Reflecting on the situation, Dr. Cathy A. Petti, an infectious disease specialist at the University of Utah, said the story had one clear lesson.
"The big message is that every lab is vulnerable to having false positives," Dr. Petti said. "No single test result is absolute and that is even more important with a test result based on PCR." (2)
Given the above, I do not feel it is advisable or necessary for me to receive a PCR test for COVID-19, as the test is not fit for purpose when it comes to diagnosing the presence of active infection.
Further, I do not believe this test is adequately safe. The intranasal nature of the PCR test represents a highly invasive experience that is not only potentially extremely distressing, but it also carries with it risks to health. Media reports have detailed cases of the nasal swab penetrating the blood-brain barrier and causing brain fluid to leak (3), and there are also reports of the tests being contaminated due to inadequate quality controls (4).
Given the above, I will not be volunteering my consent for a COVID-19 test, and I would very much appreciate your prompt acknowledgement that my decision to decline this test will be fully accepted by the hospital and that it will not negatively impinge upon my professional progress.
I also do not wish to receive any coronavirus vaccinations. This is because multiple, eminent health authorities from all across the world have warned against the safety and efficacy of coronavirus vaccines, including Dr. Peter Hotez (5), UK scientist Hilda Bastian (6), and former Vice President of vaccine-manufacturer, Pfizer, Dr. Michael Yeadon (7).
Vaccine development usually takes many years or decades, whereas the coronavirus vaccine has been manufactured in less than 12 months. I am not comfortable with receiving a "fast-tracked" product, as by definition, fast-tracking a product means there is no data on long-term safety.

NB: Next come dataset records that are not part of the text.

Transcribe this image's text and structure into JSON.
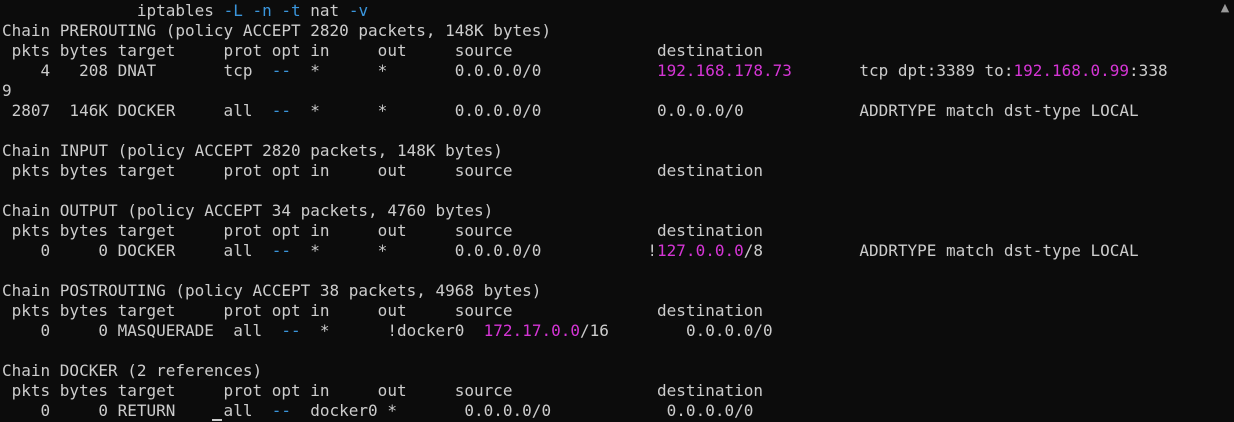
{
  "colors": {
    "background": "#0c0c0c",
    "text": "#cccccc",
    "command_flag": "#3a96dd",
    "ip_highlight": "#d535d5"
  },
  "icons": {
    "scroll_up": "▲"
  },
  "terminal": {
    "lines": [
      [
        {
          "t": "              iptables "
        },
        {
          "t": "-L",
          "c": "flag"
        },
        {
          "t": " "
        },
        {
          "t": "-n",
          "c": "flag"
        },
        {
          "t": " "
        },
        {
          "t": "-t",
          "c": "flag"
        },
        {
          "t": " nat "
        },
        {
          "t": "-v",
          "c": "flag"
        }
      ],
      [
        {
          "t": "Chain PREROUTING (policy ACCEPT 2820 packets, 148K bytes)"
        }
      ],
      [
        {
          "t": " pkts bytes target     prot opt in     out     source               destination"
        }
      ],
      [
        {
          "t": "    4   208 DNAT       tcp  "
        },
        {
          "t": "--",
          "c": "flag"
        },
        {
          "t": "  *      *       0.0.0.0/0            "
        },
        {
          "t": "192.168.178.73",
          "c": "ip"
        },
        {
          "t": "       tcp dpt:3389 to:"
        },
        {
          "t": "192.168.0.99",
          "c": "ip"
        },
        {
          "t": ":338"
        }
      ],
      [
        {
          "t": "9"
        }
      ],
      [
        {
          "t": " 2807  146K DOCKER     all  "
        },
        {
          "t": "--",
          "c": "flag"
        },
        {
          "t": "  *      *       0.0.0.0/0            0.0.0.0/0            ADDRTYPE match dst-type LOCAL"
        }
      ],
      [
        {
          "t": ""
        }
      ],
      [
        {
          "t": "Chain INPUT (policy ACCEPT 2820 packets, 148K bytes)"
        }
      ],
      [
        {
          "t": " pkts bytes target     prot opt in     out     source               destination"
        }
      ],
      [
        {
          "t": ""
        }
      ],
      [
        {
          "t": "Chain OUTPUT (policy ACCEPT 34 packets, 4760 bytes)"
        }
      ],
      [
        {
          "t": " pkts bytes target     prot opt in     out     source               destination"
        }
      ],
      [
        {
          "t": "    0     0 DOCKER     all  "
        },
        {
          "t": "--",
          "c": "flag"
        },
        {
          "t": "  *      *       0.0.0.0/0           !"
        },
        {
          "t": "127.0.0.0",
          "c": "ip"
        },
        {
          "t": "/8          ADDRTYPE match dst-type LOCAL"
        }
      ],
      [
        {
          "t": ""
        }
      ],
      [
        {
          "t": "Chain POSTROUTING (policy ACCEPT 38 packets, 4968 bytes)"
        }
      ],
      [
        {
          "t": " pkts bytes target     prot opt in     out     source               destination"
        }
      ],
      [
        {
          "t": "    0     0 MASQUERADE  all  "
        },
        {
          "t": "--",
          "c": "flag"
        },
        {
          "t": "  *      !docker0  "
        },
        {
          "t": "172.17.0.0",
          "c": "ip"
        },
        {
          "t": "/16        0.0.0.0/0"
        }
      ],
      [
        {
          "t": ""
        }
      ],
      [
        {
          "t": "Chain DOCKER (2 references)"
        }
      ],
      [
        {
          "t": " pkts bytes target     prot opt in     out     source               destination"
        }
      ],
      [
        {
          "t": "    0     0 RETURN     all  "
        },
        {
          "t": "--",
          "c": "flag"
        },
        {
          "t": "  docker0 *       0.0.0.0/0            0.0.0.0/0"
        }
      ]
    ]
  }
}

Statistics clearly show that coronavirus does not represent a serious threat to people of my demographic, and, were I to contract it, I would be overwhelmingly likely to have mild or no symptoms and make a full recovery, so it is not something I feel I need a medical intervention, which comes with risks (as all medical interventions do), to prevent. In terms of the risk I might pose to others were I to contract it, there is no evidence the vaccine would mitigate this, as developers have not been able to state the vaccine stops viral transmission (8).

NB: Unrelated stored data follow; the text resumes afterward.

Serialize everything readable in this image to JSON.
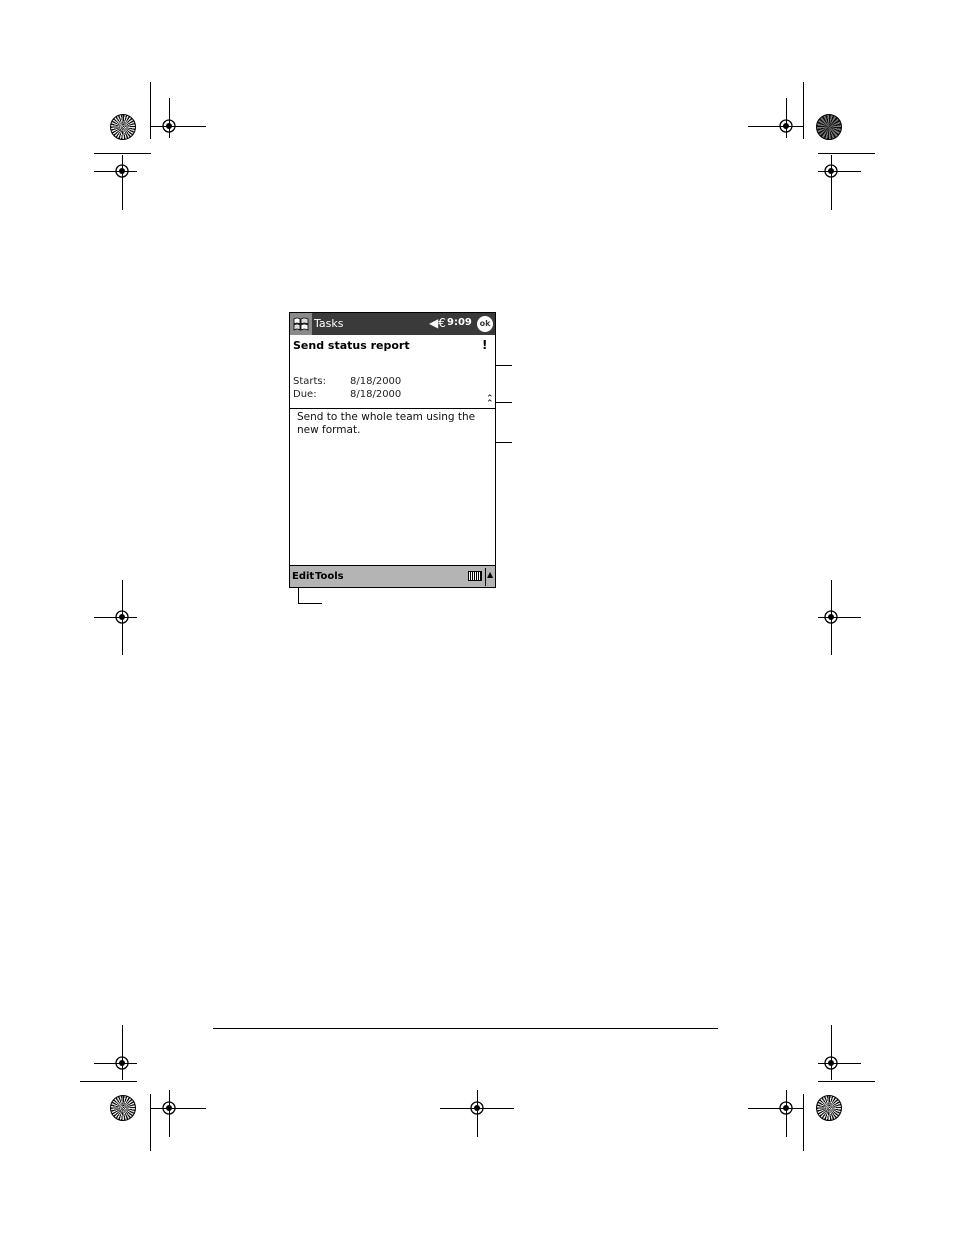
{
  "titlebar": {
    "app_title": "Tasks",
    "start_icon": "windows-flag-icon",
    "volume_glyph": "◀€",
    "time": "9:09",
    "ok_label": "ok"
  },
  "task": {
    "subject": "Send status report",
    "priority_marker": "!",
    "starts_label": "Starts:",
    "starts_value": "8/18/2000",
    "due_label": "Due:",
    "due_value": "8/18/2000",
    "collapse_glyph": "⌃",
    "notes": "Send to the whole team using the new format."
  },
  "menubar": {
    "edit_label": "Edit",
    "tools_label": "Tools",
    "sip_arrow": "▲"
  },
  "colors": {
    "titlebar": "#3a3a3a",
    "menubar": "#b4b4b4"
  }
}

Therefore, it is my considered opinion that the potential risks of a coronavirus vaccine outweigh the potential benefits, and, as such, I do not wish to receive one.
I would greatly appreciate your prompt written acknowledgement of my concerns, and assurance that my personal medical choices will not negatively impact upon my career progression, or how I am professionally regarded by managers or colleagues.
Thank you for your time and I look forward to hearing from you.